Facilities for sport are top notch and include a full-size astroturf hockey field, inclusive of a running track and four netball courts, and a new indoor rock climbing wall in the existing gym. The school’s outdoor education programme is robust with kayaking, rafting and snorkelling well subscribed, and students have a wide choice of extra-curricular programmes such as defence academy, Catering for the Community, citizenship and a number of sports teams. The school has just staged the show, Seussical the Musical.
There is also a teen parent unit (TPEC) that can accommodate up to 20 students. All the 2014 TPEC students who completed the year gained at least one NCEA level with some gaining level 1,2 and 3 all in the same year.
“The whānau of our students believed in us and gave the school the chance to show that you can get quality education right here in Kawerau. Staff are inspirational for our students and town, and the Ministry has given us the freedom to try things differently.”
Change is also evident in the school’s wider community. In a town where two thirds of the population identify as Maori, the high school has become a symbol of hope and change.

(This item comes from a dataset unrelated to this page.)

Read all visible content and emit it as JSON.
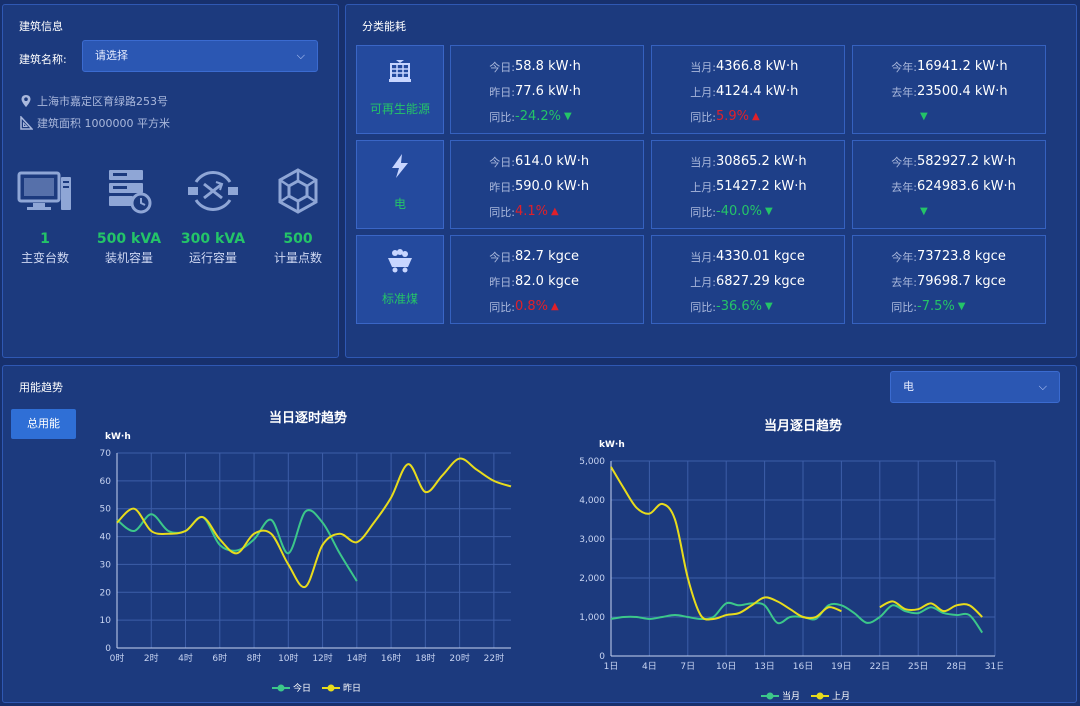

“The role of the school in its community is pivotal,” says Mrs Tuhoro. ““Every child deserves to experience success, have hope and ability to achieve their dreams and aspirations. The youth of Kawerau are becoming more resilient and showing leadership potential as a result of the many opportunities at school. We are seeing huge changes in behaviour and academic success, community buy in is far greater and people are starting to see what is happening in Kawerau as a whole.”